There are few people I'd be inclined to join on a voyage of self-discovery. Fewer still if I knew that journey was heading for an existential train wreck. And in the first few pages of Geoff Dyer's Yoga for People Who Can't be Bothered to Do It, the warning signs that I am entering an author's exercise in angst-ridden navel gazing are all there. A quote by Nietzsche on the fly page. A preface that starts with a snippet from Auden and ends with a disclaimer: "Everything in this book really happened, but some of the things that happened only happened in my head; by the same token all the things that didn't happen didn't happen there too." I should have put the book down then and there.

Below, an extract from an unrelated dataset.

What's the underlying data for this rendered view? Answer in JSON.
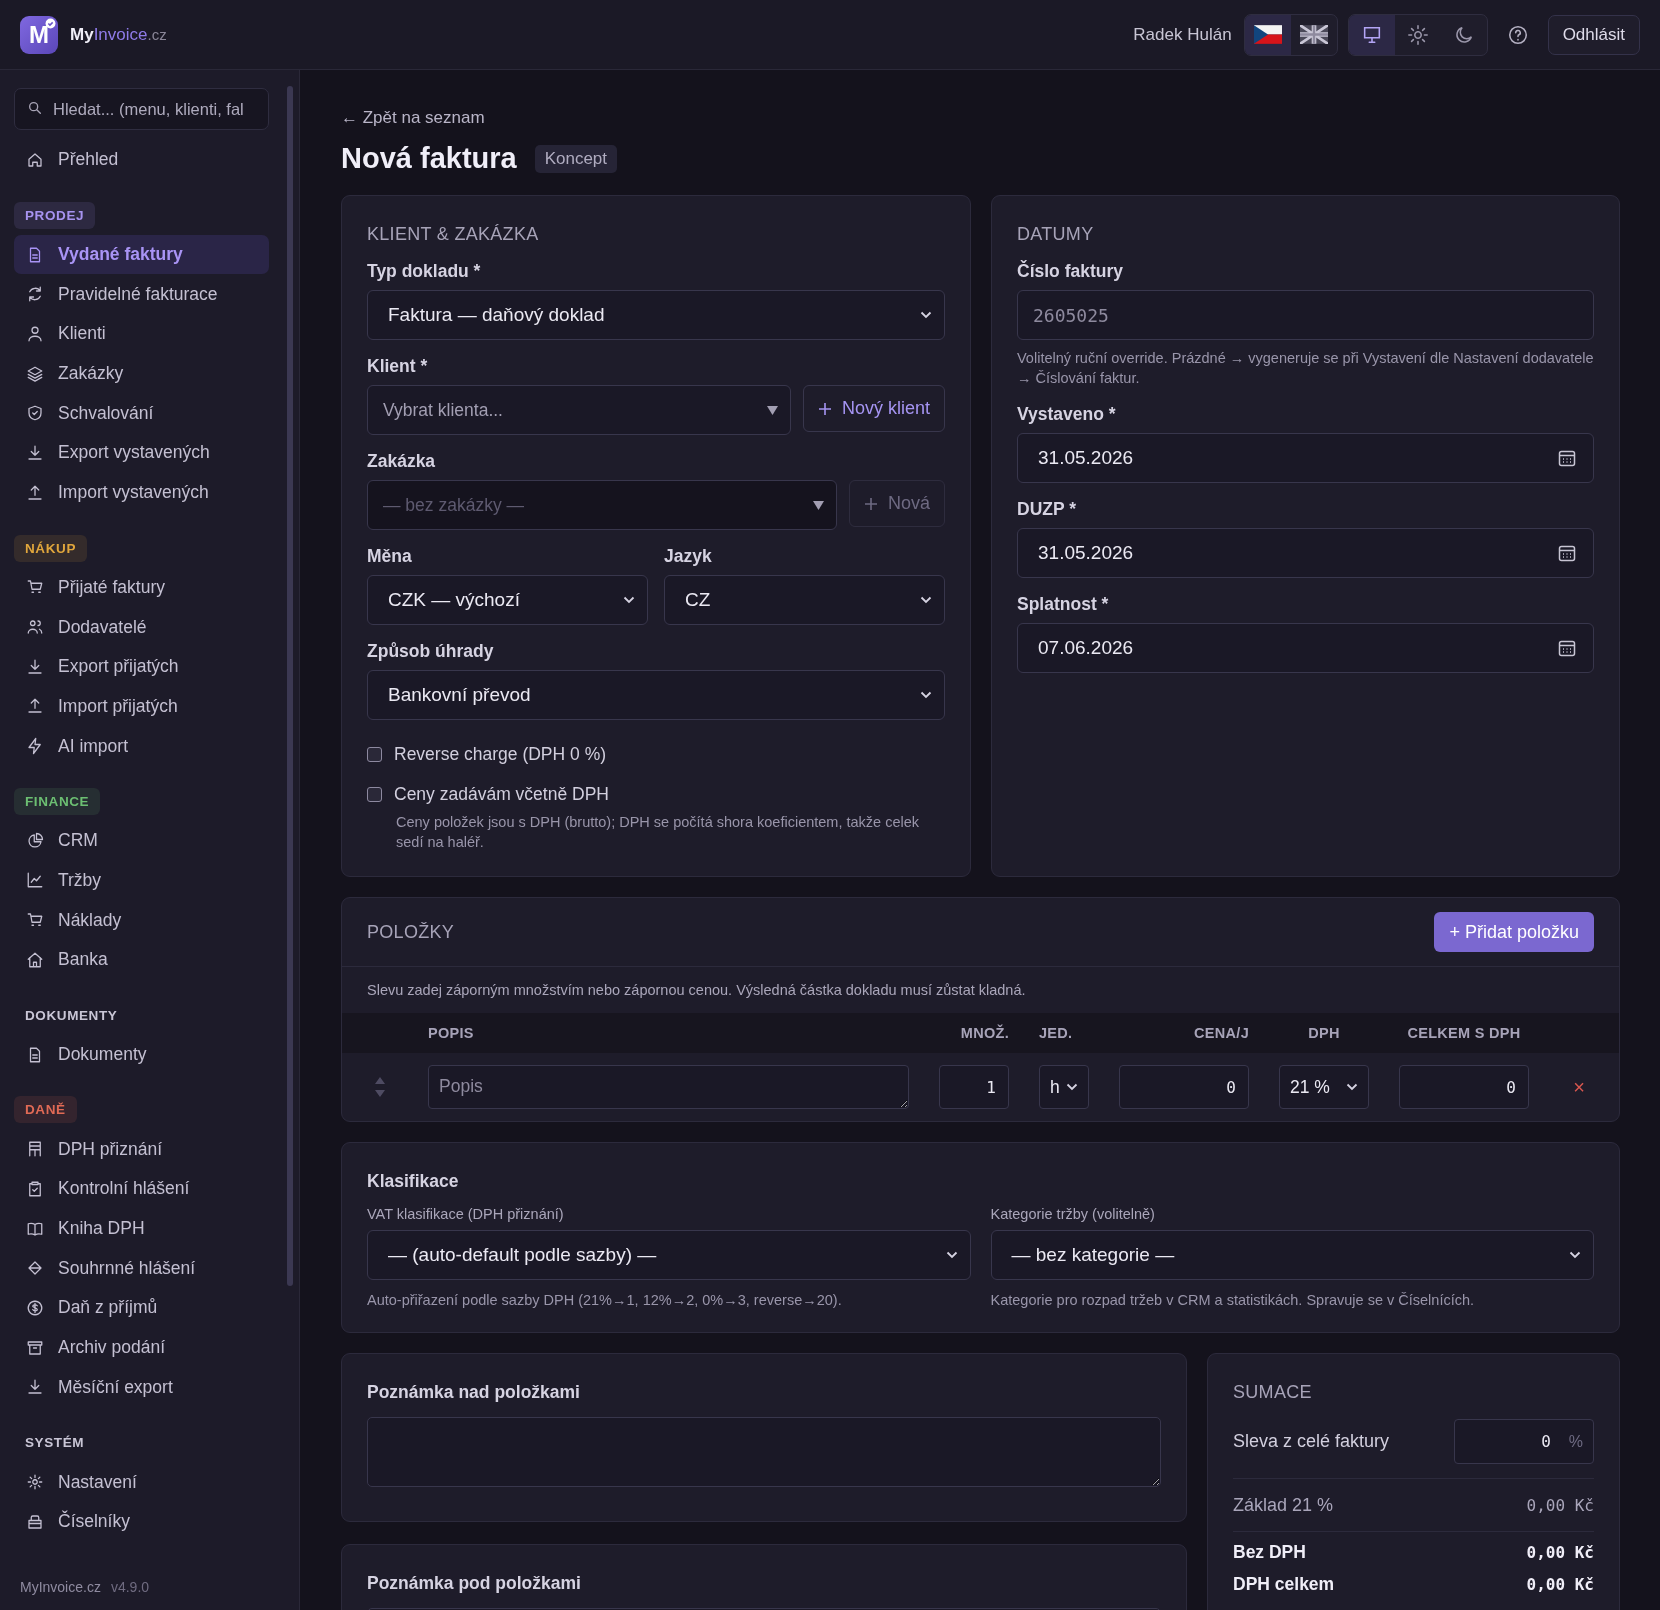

But by page three I was hooked, reeled in by Dyer's witty dialog and his spare, exquisitely descriptive prose: the tiny balcony of his rented flat in New Orleans, for example, overlooked "a vacant lot which seethed with unspecified threat." His suicidal friend Donelly, asked if he might possibly be an alcoholic, replies "I should hope so, after all the time, money and effort I've put into it." By the fourth chapter, I was as much an accomplice to Dyer's quest for experience as his poor Parisian sidekick who smokes marijuana for the first time while on a romp around Paris. In an explosion of weed-induced paranoia she asks Dyer why he does drugs. "It enables one to enter the Zone," he answers, "the dream space of the city."
The person Dyer least wants to be is himself, a fact that he makes brutally clear as he describes staring into a mirror to find "the awful reality—gray hair, bulbous nose, scrawny neck. It was as if all the hidden misery of my life had suddenly manifested itself." Only when faced with his essential self, and the realization that sex, drugs and travel have not brought him any closer to the Zone, does he catch a fleeting glimpse of his Holy Grail in the Roman ruins of Libya's Leptis Magna. "Immediately there was the sense—which I've had in only a few places in the world—of entering not so much a physical space as a force field, a place where time has stood its ground." But Leptis is only a brief sojourn on his inexorable descent, which culminates in a total breakdown in a Detroit diner.
As a travel companion, Dyer is a lively raconteur, the kind of person you'd want to journey with even if the destination was a nihilistic hell. His stories are peppered with amusing asides and deft observations, not just from him but his fellow travelers: "What a strangely consistent country this is," remarks his girlfriend about a Cambodian river that because of flooding, reverses its current twice a year. "Even the river lacks a clear sense of direction." Oddly, Dyer's narrative also loses its sense of direction in the final chapter, just as he reaches what he has described throughout the book as the ultimate Zone—Burning Man, a weeklong celebration of self-expression held every year in the Nevada desert. He is able to describe his emotional collapse in explicit terms: "Everything had become scattered, fragmented. A day was not made up of 24 hours but of 86,400 seconds, and those did not flow into one another—so that, as a consequence, there was not enough time to get anything done." But, at journey's end, he seems unable to draw any satisfactory intellectual conclusions and resorts instead to hollow, dreamlike comparisons with other places, other Zones.
Ultimately, Dyer is so enamored of his own decline that he cannot be bothered to get on with his rebirth. Perhaps that's as it should be. In an early chapter, he meets a vacationing Swede who has had a dead baby shoved in his face by an Indian beggar. "We were all horrified and, I think, more than a little envious," he writes. "All visitors to the developing world, if they are honest, will confess that they are actually quite keen on seeing a bit of squalor." And readers, if they are honest, will confess that they are more interested in this traveler's disintegration than in his resurrection.